On the other hand testing the following hypothesis yields: \[ \begin{cases} H_0&: \beta_1 = 16 \\ H_1&: \beta_1 < 16 \end{cases} \]
t_stat <- (coef(lm(y ~ x))[2] - 16) / b1se
h1 <- pt(t_stat, df = N - 2, lower = TRUE)
print(paste0("with H1: b1 < 16; p-value = ", h1))
## [1] "with H1: b1 < 16; p-value = 7.36635354565659e-07"
t_stat = (lm_fit.params[1] - 16) / b1se
h1 = stats.t.cdf(x = t_stat, df = N-2)
print("with H1: b1 < 16; p-value = " + str(h1))
## with H1: b1 < 16; p-value = 0.00447744628577782
Because p-value < 0.05
, we reject the null hypothesis that \(\beta_1 = 16\). So, from these hypothesis tests, we could say that \(15 \leq \beta_1 < 16\).

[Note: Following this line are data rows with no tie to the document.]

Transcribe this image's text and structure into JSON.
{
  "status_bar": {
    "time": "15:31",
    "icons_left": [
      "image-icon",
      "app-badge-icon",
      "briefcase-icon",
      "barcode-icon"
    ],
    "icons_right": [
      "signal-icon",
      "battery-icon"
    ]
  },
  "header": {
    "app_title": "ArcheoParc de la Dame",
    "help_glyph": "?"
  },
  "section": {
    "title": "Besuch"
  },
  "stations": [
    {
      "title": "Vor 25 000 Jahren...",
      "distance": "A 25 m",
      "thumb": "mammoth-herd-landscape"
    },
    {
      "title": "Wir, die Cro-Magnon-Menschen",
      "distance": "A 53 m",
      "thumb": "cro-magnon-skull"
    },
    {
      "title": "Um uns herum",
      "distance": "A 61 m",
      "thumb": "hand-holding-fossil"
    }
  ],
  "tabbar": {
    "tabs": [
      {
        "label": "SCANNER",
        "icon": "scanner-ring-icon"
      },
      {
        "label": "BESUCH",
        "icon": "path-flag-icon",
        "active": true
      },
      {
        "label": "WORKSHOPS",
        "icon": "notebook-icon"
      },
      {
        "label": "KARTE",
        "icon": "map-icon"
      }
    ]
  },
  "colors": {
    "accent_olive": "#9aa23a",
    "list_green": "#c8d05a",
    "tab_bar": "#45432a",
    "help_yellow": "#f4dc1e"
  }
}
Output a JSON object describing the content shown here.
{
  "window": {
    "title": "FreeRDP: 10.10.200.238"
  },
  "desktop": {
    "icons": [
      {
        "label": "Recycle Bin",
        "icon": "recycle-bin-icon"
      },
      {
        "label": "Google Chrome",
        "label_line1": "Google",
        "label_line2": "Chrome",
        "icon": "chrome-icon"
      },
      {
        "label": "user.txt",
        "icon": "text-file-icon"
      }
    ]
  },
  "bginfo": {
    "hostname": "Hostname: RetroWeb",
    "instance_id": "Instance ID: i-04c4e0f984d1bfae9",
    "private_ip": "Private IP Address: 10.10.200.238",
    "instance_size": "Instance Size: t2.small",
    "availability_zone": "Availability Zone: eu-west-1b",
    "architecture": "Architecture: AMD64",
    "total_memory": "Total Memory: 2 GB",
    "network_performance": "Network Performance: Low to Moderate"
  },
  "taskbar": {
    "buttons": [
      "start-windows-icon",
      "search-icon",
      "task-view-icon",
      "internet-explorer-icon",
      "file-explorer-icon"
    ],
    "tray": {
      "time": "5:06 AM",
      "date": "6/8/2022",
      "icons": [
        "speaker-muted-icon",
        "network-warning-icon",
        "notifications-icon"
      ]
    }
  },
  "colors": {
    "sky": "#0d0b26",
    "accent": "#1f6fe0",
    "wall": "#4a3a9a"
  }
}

Finally, we will test a number of different hypothesis: \[ \begin{cases} H_0&: \beta_1 = c \\ H_1&: \beta_1 > c \end{cases} \] where \(c = 10,...,20\).
# Calculate the p-values for different one sided tests for H1: b1 > i
for(i in 10:20){
t_stat <- (coef(lm(y ~ x))[2] - i) / b1se
h1 <- pt(t_stat, df = N - 2, lower = FALSE)
print(paste0("H0: b1 = ", i, " against H1: b1 > ", i, "; p-value = ", h1))
}
## [1] "H0: b1 = 10 against H1: b1 > 10; p-value = 3.39526879907719e-38"
## [1] "H0: b1 = 11 against H1: b1 > 11; p-value = 1.48139779974377e-28"
## [1] "H0: b1 = 12 against H1: b1 > 12; p-value = 1.30234384882019e-18"
## [1] "H0: b1 = 13 against H1: b1 > 13; p-value = 2.11519925719585e-09"
## [1] "H0: b1 = 14 against H1: b1 > 14; p-value = 0.00691614697341538"
## [1] "H0: b1 = 15 against H1: b1 > 15; p-value = 0.895840251516577"
## [1] "H0: b1 = 16 against H1: b1 > 16; p-value = 0.999999263364646"
## [1] "H0: b1 = 17 against H1: b1 > 17; p-value = 0.999999999999998"
## [1] "H0: b1 = 18 against H1: b1 > 18; p-value = 1"
## [1] "H0: b1 = 19 against H1: b1 > 19; p-value = 1"
## [1] "H0: b1 = 20 against H1: b1 > 20; p-value = 1"
# Calculate the p-values for different one sided tests for H1: b1 > i
for i in range(10, 21):
t_stat = (lm_fit.params[1] - i) / b1se
h1 = stats.t.sf(x = t_stat, df = N-2)
print("H0: b1 = "+ str(i) +
" against H1: b1 > " + str(i) + "; p-value = " + str(h1))
## H0: b1 = 10 against H1: b1 > 10; p-value = 1.721815270410005e-36
## H0: b1 = 11 against H1: b1 > 11; p-value = 4.2430845441520945e-28
## H0: b1 = 12 against H1: b1 > 12; p-value = 1.716716554084899e-19
## H0: b1 = 13 against H1: b1 > 13; p-value = 2.552032927419394e-11
## H0: b1 = 14 against H1: b1 > 14; p-value = 8.963697889092514e-05
## H0: b1 = 15 against H1: b1 > 15; p-value = 0.2755201077200897
## H0: b1 = 16 against H1: b1 > 16; p-value = 0.9955225537142222
## H0: b1 = 17 against H1: b1 > 17; p-value = 0.9999999878277424
## H0: b1 = 18 against H1: b1 > 18; p-value = 0.9999999999999998
## H0: b1 = 19 against H1: b1 > 19; p-value = 1.0
## H0: b1 = 20 against H1: b1 > 20; p-value = 1.0
This is another example of why we never accept, but rather do not reject the null hypothesis as it not only does not give us a concrete answer (in this case multiple null hypothesis are compatible with our data sample) but also depends on the specification of both the null and the alternative hypothesis.